# TWRP 2.0 install issues



## karthikram93 (Nov 6, 2011)

Hey so I've been trying to install the new touch version of cwm but even though I rename the file to PG05IMG.zip it never recognizes it....I used revolutionary to root it so should I be doing something differently?

Sent from my ADR6400L using RootzWiki


----------



## mad96 (Aug 23, 2011)

karthikram93 said:


> Hey so I've been trying to install the new touch version of cwm but even though I rename the file to PG05IMG.zip it never recognizes it....I used revolutionary to root it so should I be doing something differently?
> 
> Sent from my ADR6400L using RootzWiki


Are you going into recovery to try and flash this or bootloader? It should be through bootloader unless you have a bad download then it will reconize your file IF its on the root of the sdcard.


----------



## karthikram93 (Nov 6, 2011)

Aahh yea I kept making the mistake of putting it in the place that root explorer opens up in instead of the SD card haha thx tho man

Sent from my ADR6400L using RootzWiki


----------



## bullhead00 (Jul 21, 2011)

I wasn't aware there was an official TWRP 2.0 release for the Thunderbolt yet. Is it stable to run or experimental only?

Sent from my ADR6400L using RootzWiki


----------



## Dark Jedi (Nov 3, 2011)

Been running it for weeks now and I have no issues with it. Seems stable and I have flashed many roms Nd made many back ups and restored back ups many time. I like the touch screen version over the volume rocker.

Sent from my ADR6400L using Tapatalk


----------



## pcar1947 (Jul 11, 2011)

Ran Twrp for several weeks no issues until yesterday. Tried to flash a rom and received e: sdcard not recognized notification. Would not read sd card. Reflashed original CW problem went away.

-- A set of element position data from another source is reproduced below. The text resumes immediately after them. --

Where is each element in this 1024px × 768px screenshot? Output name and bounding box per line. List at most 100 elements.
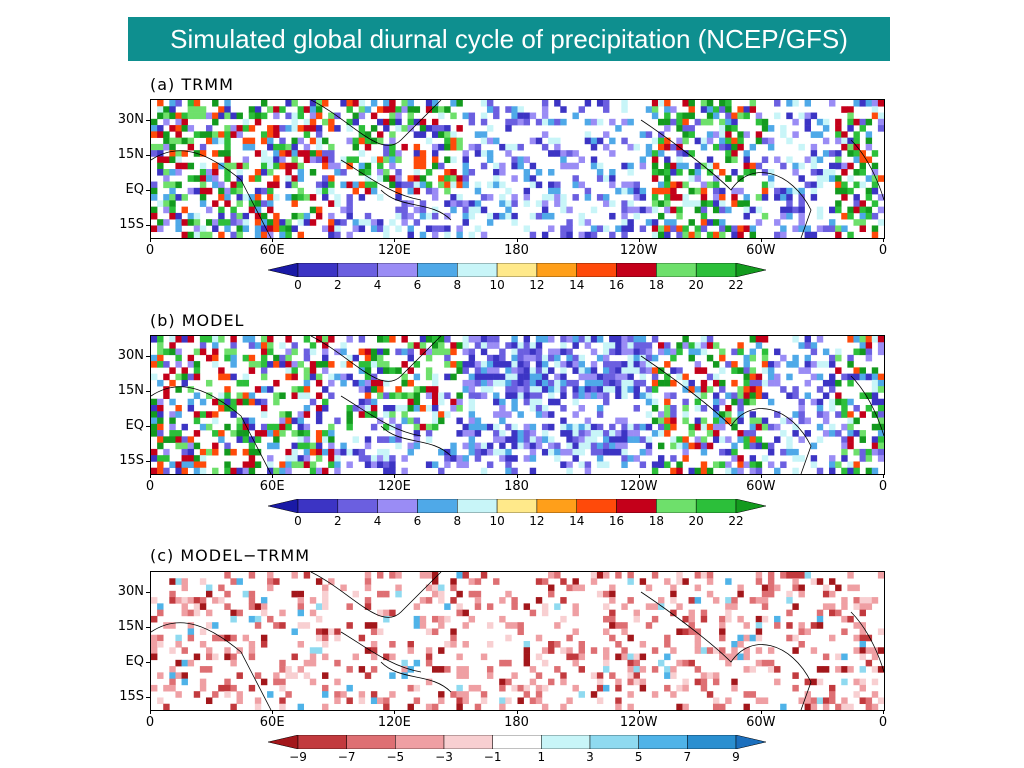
grid-cell bbox=[163, 112, 170, 120]
grid-cell bbox=[609, 634, 616, 642]
grid-cell bbox=[706, 386, 714, 393]
colorbar-tick-label: 14 bbox=[569, 278, 585, 292]
grid-cell bbox=[334, 448, 341, 456]
grid-cell bbox=[175, 386, 182, 393]
grid-cell bbox=[859, 181, 866, 189]
grid-cell bbox=[334, 112, 341, 120]
grid-cell bbox=[193, 106, 201, 113]
grid-cell bbox=[737, 112, 744, 120]
grid-cell bbox=[389, 417, 396, 425]
grid-cell bbox=[480, 379, 488, 387]
grid-cell bbox=[700, 448, 708, 456]
grid-cell bbox=[438, 125, 445, 132]
grid-cell bbox=[187, 405, 195, 412]
grid-cell bbox=[554, 143, 561, 151]
grid-cell bbox=[480, 194, 488, 201]
grid-cell bbox=[340, 448, 347, 456]
grid-cell bbox=[621, 622, 628, 629]
grid-cell bbox=[352, 100, 359, 107]
grid-cell bbox=[291, 194, 298, 201]
x-tick-label: 120W bbox=[619, 479, 658, 494]
grid-cell bbox=[603, 131, 610, 138]
grid-cell bbox=[529, 392, 537, 400]
grid-cell bbox=[431, 411, 439, 418]
grid-cell bbox=[260, 603, 268, 610]
grid-cell bbox=[407, 379, 414, 387]
colorbar-swatch bbox=[457, 499, 498, 513]
grid-cell bbox=[407, 118, 414, 126]
grid-cell bbox=[761, 423, 769, 431]
grid-cell bbox=[273, 175, 280, 182]
grid-cell bbox=[187, 231, 195, 238]
grid-cell bbox=[181, 206, 188, 214]
grid-cell bbox=[248, 455, 256, 462]
x-tick-label: 60E bbox=[259, 243, 285, 258]
grid-cell bbox=[578, 641, 585, 648]
grid-cell bbox=[370, 156, 378, 164]
grid-cell bbox=[657, 231, 665, 238]
panel-a-label: (a) TRMM bbox=[150, 75, 234, 94]
grid-cell bbox=[664, 578, 671, 585]
grid-cell bbox=[511, 672, 518, 679]
grid-cell bbox=[370, 411, 378, 418]
grid-cell bbox=[865, 131, 873, 138]
grid-cell bbox=[364, 436, 372, 443]
grid-cell bbox=[603, 386, 610, 393]
grid-cell bbox=[621, 448, 628, 456]
grid-cell bbox=[841, 597, 848, 604]
grid-cell bbox=[731, 603, 738, 610]
grid-cell bbox=[865, 156, 873, 164]
grid-cell bbox=[370, 112, 378, 120]
grid-cell bbox=[603, 430, 610, 437]
grid-cell bbox=[297, 411, 305, 418]
grid-cell bbox=[615, 379, 622, 387]
grid-cell bbox=[645, 348, 653, 356]
grid-cell bbox=[590, 672, 598, 679]
grid-cell bbox=[664, 112, 671, 120]
grid-cell bbox=[847, 442, 854, 450]
grid-cell bbox=[462, 212, 469, 220]
grid-cell bbox=[328, 448, 335, 456]
grid-cell bbox=[401, 659, 408, 667]
grid-cell bbox=[541, 405, 549, 412]
grid-cell bbox=[664, 181, 671, 189]
grid-cell bbox=[627, 678, 634, 686]
grid-cell bbox=[358, 131, 366, 138]
grid-cell bbox=[297, 641, 305, 648]
grid-cell bbox=[212, 430, 219, 437]
grid-cell bbox=[810, 622, 818, 629]
grid-cell bbox=[377, 697, 384, 705]
grid-cell bbox=[737, 137, 744, 145]
grid-cell bbox=[572, 361, 579, 368]
grid-cell bbox=[456, 367, 463, 374]
grid-cell bbox=[804, 361, 811, 368]
grid-cell bbox=[413, 436, 421, 443]
grid-cell bbox=[431, 143, 439, 151]
grid-cell bbox=[627, 361, 634, 368]
grid-cell bbox=[737, 461, 744, 469]
grid-cell bbox=[731, 367, 738, 374]
grid-cell bbox=[236, 181, 243, 189]
grid-cell bbox=[603, 442, 610, 450]
grid-cell bbox=[279, 666, 286, 673]
grid-cell bbox=[169, 436, 176, 443]
grid-cell bbox=[535, 386, 543, 393]
grid-cell bbox=[370, 405, 378, 412]
grid-cell bbox=[377, 219, 384, 226]
grid-cell bbox=[529, 436, 537, 443]
grid-cell bbox=[633, 672, 640, 679]
grid-cell bbox=[254, 194, 262, 201]
grid-cell bbox=[370, 653, 378, 661]
grid-cell bbox=[340, 442, 347, 450]
grid-cell bbox=[389, 455, 396, 462]
y-tick bbox=[146, 190, 151, 191]
grid-cell bbox=[383, 436, 390, 443]
grid-cell bbox=[242, 590, 250, 598]
grid-cell bbox=[456, 609, 463, 617]
grid-cell bbox=[798, 436, 805, 443]
grid-cell bbox=[505, 622, 512, 629]
grid-cell bbox=[248, 342, 256, 349]
grid-cell bbox=[792, 206, 799, 214]
grid-cell bbox=[486, 137, 494, 145]
grid-cell bbox=[187, 112, 195, 120]
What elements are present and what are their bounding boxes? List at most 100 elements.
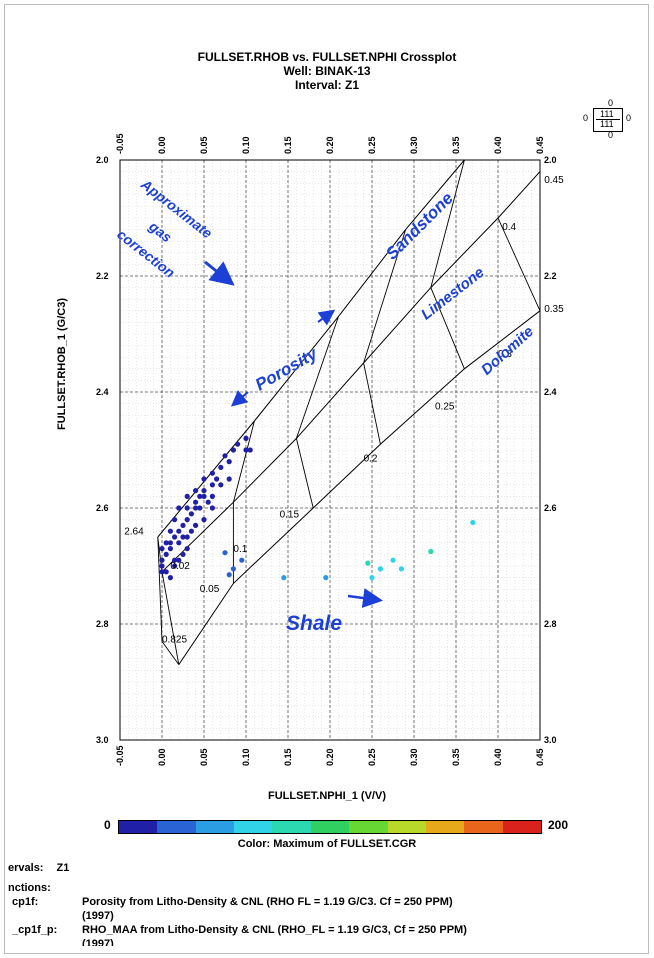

Sent from my ADR6400L using RootzWiki


----------



## Wynnded (Jul 16, 2011)

I ran it for what must have been over a month. I never had any issues until I needed to try to restore a backup. I couldn't get it to restore no matter how recent the backup was made, even if it was made the same day. It seems that there _may_ be occasional issues for individuals, but overall it's really quite slick.


----------



## karthikram93 (Nov 6, 2011)

Yea actually I only ran twrp for a week or so but after i tried restoring to a backup that i made just before flashing another rom it would just sit at the HTC screen forever....I had to flash another rom and get CWM back to restore to a previous backup lol


----------



## kidhudi (Nov 7, 2011)

karthikram93 said:


> Yea actually I only ran twrp for a week or so but after i tried restoring to a backup that i made just before flashing another rom it would just sit at the HTC screen forever....I had to flash another rom and get CWM back to restore to a previous backup lol


same thing happened to me. just sits at the HTC screen I am back to CWR as well. it is a shame because i liked the touchscreen aspect.I will try RZR tomorrow it has touch as well.


----------